Еще не прошло и двадцати четырех часов с тех пор, как он сел в свою машину и выскользнул из-под грохочущего пресса большого города, но ему казалось, что это было очень давно. Он переместился не просто в другую часть страны, но в какой-то иной мир. И от реальности его отделяли уже не пространство и время, а какие-то иные измерения. Как там говорил этот Гарбо? Такие страны есть везде, но люди забыли к ним дороги. Он был прав, только Раскелл тогда не понял того, что услышал. Такие миры были всегда, они есть еще и сегодня: Нарния, Среднеземье, Изумрудный город, страна Фантазия… Но двери туда спрятаны глубоко в душе каждого, закрыты стенами из невежества, гордости и ложного практицизма, заперты на засов понятия, которое называется взрослостью и является, быть может, самой большой глупостью, когда-либо изобретенной человечеством. И вот он приоткрыл эту дверь — совсем чуть-чуть, но достаточно для того, чтобы сквозь крохотную щелку можно было взглянуть на то, что находится за этой дверью.
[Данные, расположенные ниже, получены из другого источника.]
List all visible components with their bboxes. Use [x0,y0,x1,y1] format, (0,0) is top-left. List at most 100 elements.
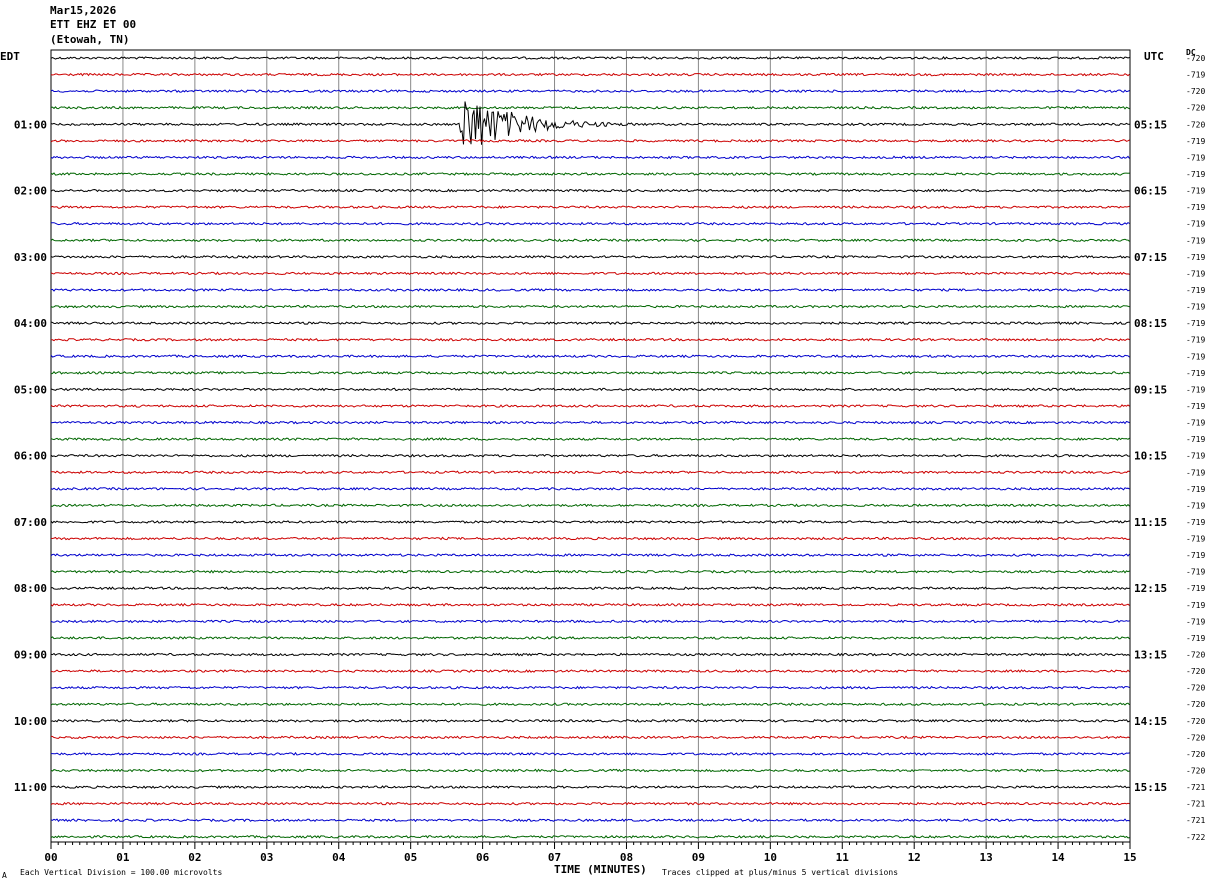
x-tick-label: 13 [980,851,993,864]
seismic-trace [50,101,1130,145]
utc-time-label: 14:15 [1134,715,1167,728]
dc-offset-label: -719 [1186,468,1205,477]
seismic-trace [50,735,1130,740]
dc-offset-label: -720 [1186,684,1205,693]
seismic-trace [50,420,1130,425]
dc-offset-label: -721 [1186,800,1205,809]
dc-offset-label: -722 [1186,833,1205,842]
seismic-trace [50,569,1130,574]
dc-offset-label: -719 [1186,352,1205,361]
dc-offset-label: -720 [1186,700,1205,709]
utc-time-label: 15:15 [1134,781,1167,794]
dc-offset-label: -719 [1186,269,1205,278]
edt-time-label: 04:00 [14,317,47,330]
x-tick-label: 01 [116,851,130,864]
dc-offset-label: -720 [1186,104,1205,113]
seismic-trace [50,321,1130,326]
dc-offset-label: -719 [1186,435,1205,444]
seismic-trace [50,271,1130,276]
edt-time-label: 07:00 [14,516,47,529]
dc-offset-label: -719 [1186,187,1205,196]
utc-time-label: 06:15 [1134,185,1167,198]
seismic-trace [50,520,1130,524]
dc-offset-label: -719 [1186,601,1205,610]
x-tick-label: 00 [44,851,57,864]
seismic-trace [50,139,1130,143]
footer-mark: A [2,871,7,880]
seismic-trace [50,205,1130,210]
edt-time-label: 09:00 [14,649,47,662]
dc-offset-label: -719 [1186,253,1205,262]
dc-offset-label: -720 [1186,733,1205,742]
x-tick-label: 14 [1051,851,1065,864]
seismic-trace [50,56,1130,60]
seismic-trace [50,602,1130,607]
utc-time-label: 05:15 [1134,118,1167,131]
x-tick-label: 07 [548,851,561,864]
seismic-trace [50,288,1130,292]
dc-offset-label: -719 [1186,584,1205,593]
seismic-trace [50,387,1130,392]
utc-time-label: 09:15 [1134,383,1167,396]
plot-frame [50,49,1131,843]
x-tick-label: 11 [836,851,850,864]
edt-time-label: 01:00 [14,118,47,131]
seismic-trace [50,669,1130,673]
seismic-trace [50,254,1130,259]
dc-offset-label: -720 [1186,750,1205,759]
utc-time-label: 08:15 [1134,317,1167,330]
seismic-trace [51,751,1130,756]
clip-note: Traces clipped at plus/minus 5 vertical … [662,868,899,877]
seismic-trace [50,619,1130,624]
seismic-trace [50,155,1130,160]
seismic-trace [50,105,1130,110]
seismic-trace [50,768,1130,773]
x-tick-label: 10 [764,851,777,864]
x-tick-label: 08 [620,851,633,864]
dc-offset-label: -719 [1186,203,1205,212]
dc-offset-label: -719 [1186,501,1205,510]
edt-time-label: 06:00 [14,450,47,463]
seismic-trace [50,188,1130,193]
dc-offset-label: -719 [1186,336,1205,345]
x-tick-label: 05 [404,851,417,864]
x-tick-label: 09 [692,851,705,864]
utc-time-label: 13:15 [1134,649,1167,662]
dc-offset-label: -719 [1186,452,1205,461]
seismic-trace [50,354,1130,359]
seismic-trace [50,238,1130,243]
dc-offset-label: -720 [1186,54,1205,63]
seismic-trace [50,834,1130,839]
dc-offset-label: -719 [1186,137,1205,146]
dc-offset-label: -719 [1186,236,1205,245]
seismic-trace [50,553,1130,558]
seismic-trace [50,718,1130,723]
x-tick-label: 02 [188,851,201,864]
seismic-trace [50,652,1130,657]
dc-label: DC [1186,48,1196,57]
x-tick-label: 12 [908,851,921,864]
utc-axis-label: UTC [1144,50,1164,63]
utc-time-label: 10:15 [1134,450,1167,463]
x-tick-label: 03 [260,851,273,864]
scale-note: Each Vertical Division = 100.00 microvol… [20,868,223,877]
seismic-trace [50,785,1130,789]
seismic-trace [51,337,1130,342]
dc-offset-label: -719 [1186,385,1205,394]
dc-offset-label: -719 [1186,518,1205,527]
dc-offset-label: -719 [1186,71,1205,80]
seismic-trace [50,304,1130,309]
date-label: Mar15,2026 [50,4,117,17]
edt-time-label: 11:00 [14,781,47,794]
dc-offset-label: -719 [1186,319,1205,328]
seismic-trace [51,470,1130,475]
seismic-trace [50,702,1130,707]
location-label: (Etowah, TN) [50,33,130,46]
seismic-trace [50,404,1130,408]
dc-offset-label: -719 [1186,303,1205,312]
seismic-trace [50,437,1130,442]
station-label: ETT EHZ ET 00 [50,18,137,31]
dc-offset-label: -719 [1186,617,1205,626]
dc-offset-label: -719 [1186,153,1205,162]
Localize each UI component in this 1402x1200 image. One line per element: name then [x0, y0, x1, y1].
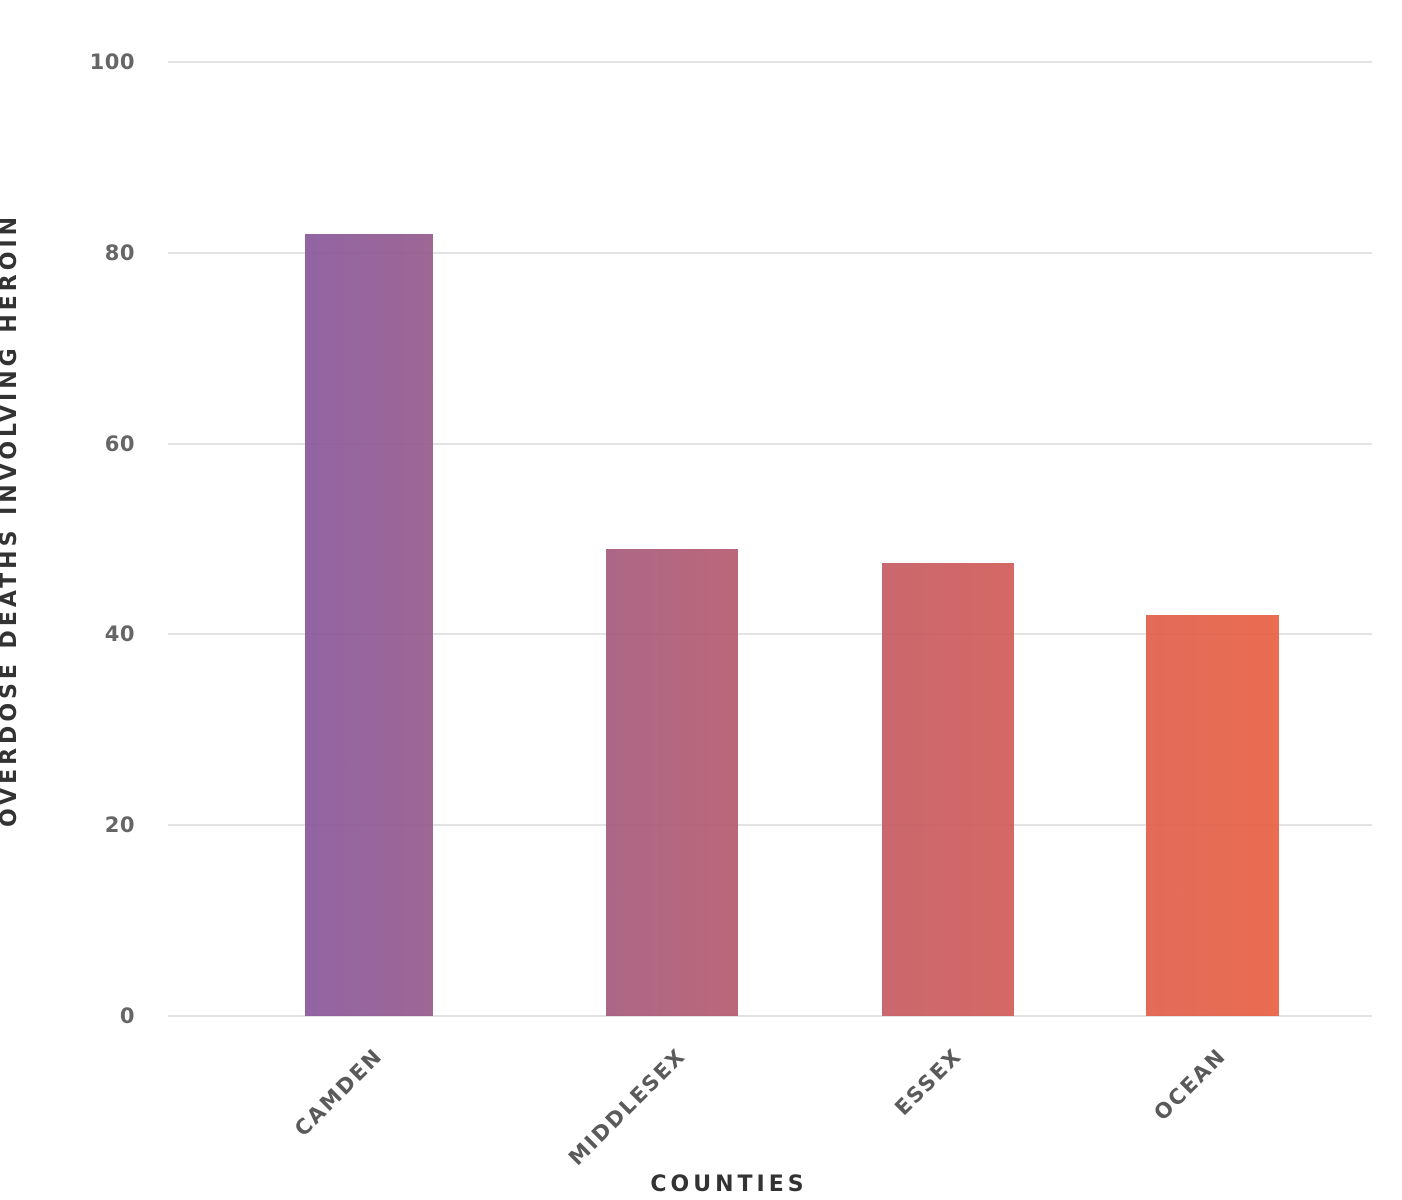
- y-tick-label: 60: [104, 431, 135, 456]
- x-axis-title: COUNTIES: [650, 1172, 808, 1197]
- y-tick-label: 100: [89, 50, 135, 74]
- y-tick-label: 0: [119, 1004, 135, 1028]
- gridline: [168, 251, 1372, 254]
- y-tick-label: 40: [104, 622, 135, 647]
- bar-camden[interactable]: [305, 233, 433, 1016]
- bar-middlesex[interactable]: [606, 548, 738, 1016]
- gridline: [168, 61, 1372, 63]
- y-axis-title: OVERDOSE DEATHS INVOLVING HEROIN: [0, 212, 22, 828]
- x-tick-label: OCEAN: [1149, 1043, 1231, 1126]
- bar-ocean[interactable]: [1146, 615, 1279, 1016]
- x-tick-label: CAMDEN: [289, 1043, 388, 1142]
- gridline: [168, 442, 1372, 445]
- y-tick-label: 20: [104, 813, 135, 838]
- gridline: [168, 633, 1372, 636]
- x-tick-label: ESSEX: [889, 1043, 967, 1121]
- gridline: [168, 1015, 1372, 1017]
- x-tick-label: MIDDLESEX: [563, 1043, 691, 1171]
- bar-essex[interactable]: [882, 562, 1014, 1016]
- y-tick-label: 80: [104, 240, 135, 265]
- gridline: [168, 824, 1372, 827]
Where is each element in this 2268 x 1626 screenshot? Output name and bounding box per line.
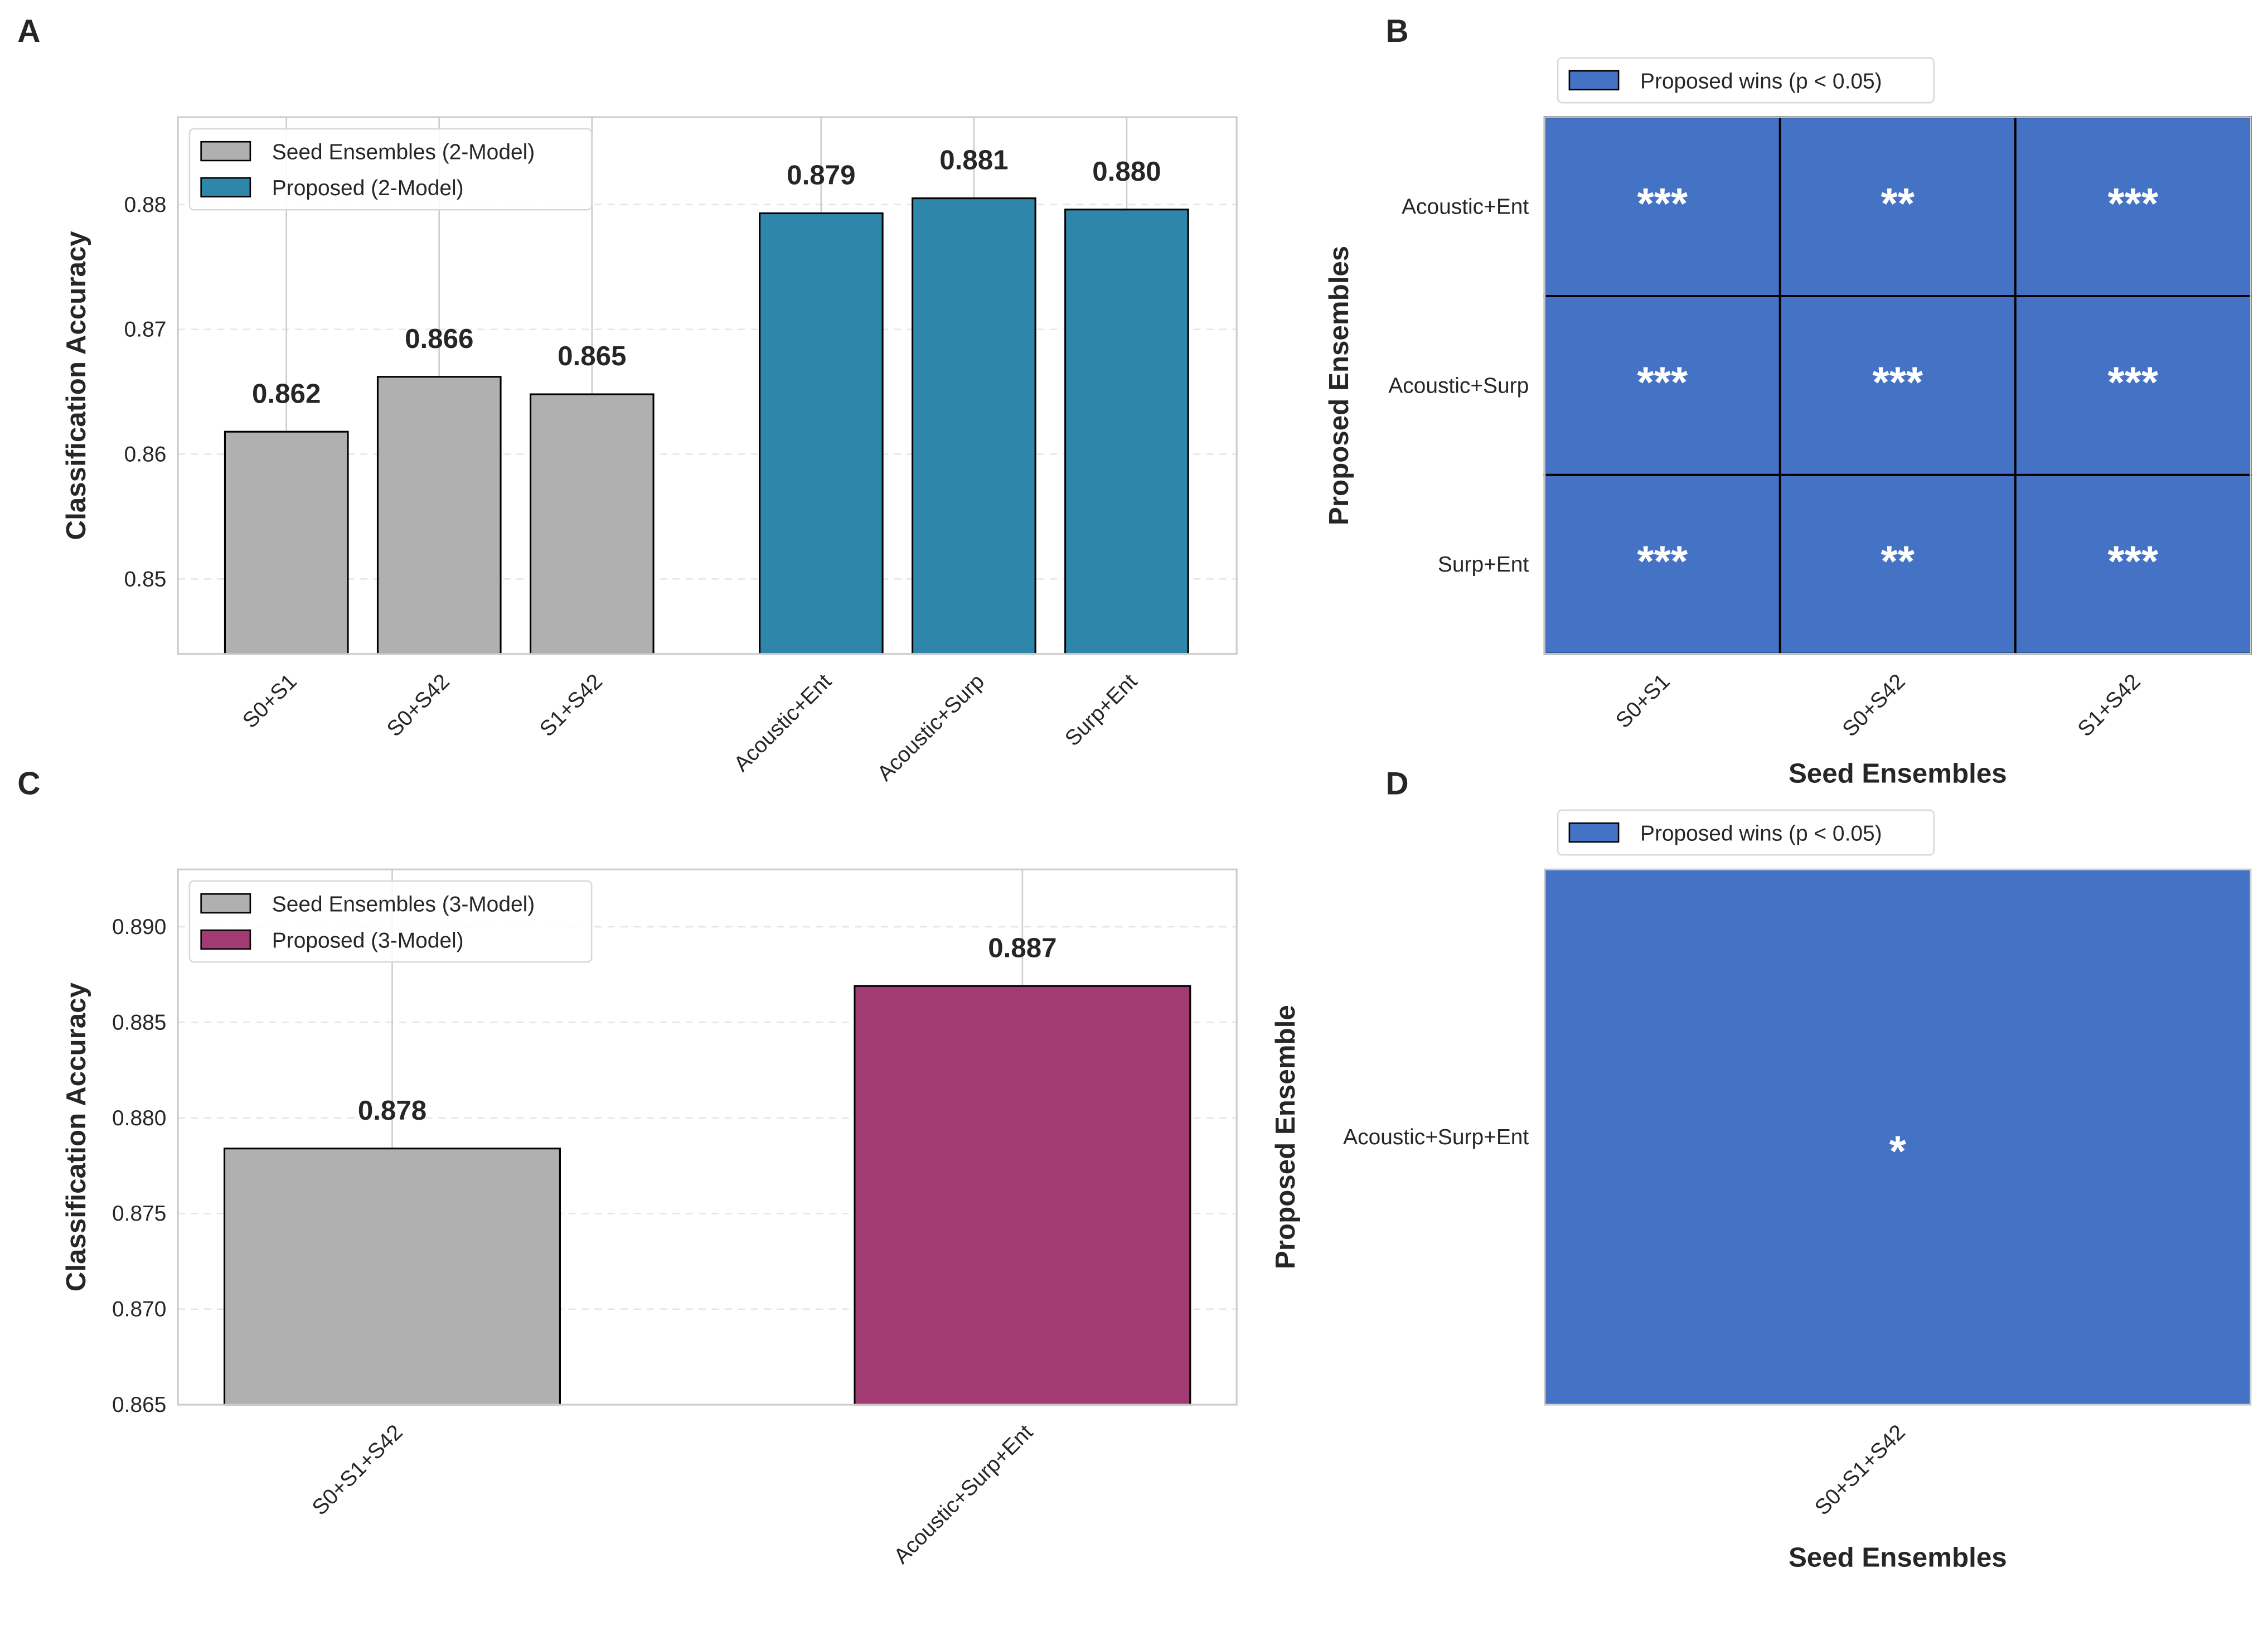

Он не мог не думать о том, как сильно изменился его друг Джек после поездки на охоту. Они мало о ней говорили, даже слишком мало для того, чтобы Раскелла можно было уговорить пожертвовать десятью тысячами долларов и — что еще дороже — двумя неделями времени. И в конечном счете причиной поездки Раскелла был отнюдь не рассказ Джека, а он сам, Джек. Он изменился. Не внешне и не в своем поведении. И не в том, что он говорил, и не в том как. Изменение произошло на каком-то другом, лишь ощущениями воспринимаемом уровне. И Раскелл ощутил что-то похожее на волшебство. Джек открыл потайную дверь и, быть может, даже углубился на несколько шагов в страну, лежавшую за ней.
Какое-то движение на противоположном берегу вспугнуло мысли Раскелла. Он заморгал, сощурил глаза и непроизвольно съежился, чтобы его не заметили с той стороны.
На темном фоне леса по ту сторону реки возникли фигуры всадников — сперва две, затем третья, четвертая и, наконец, пятая. Насколько Раскелл мог различить на таком удалении и при слабом свете луны, все без исключения всадники были высоки, стройны и восседали на восхитительных белоснежных конях, уздечки которых время от времени посверкивали, словно были из золота или серебра. На седоках были хитоны до колен, ручные и ножные латы, кирасы из серебристого мерцавшего металла и белые свободно ниспадающие с плеч плащи.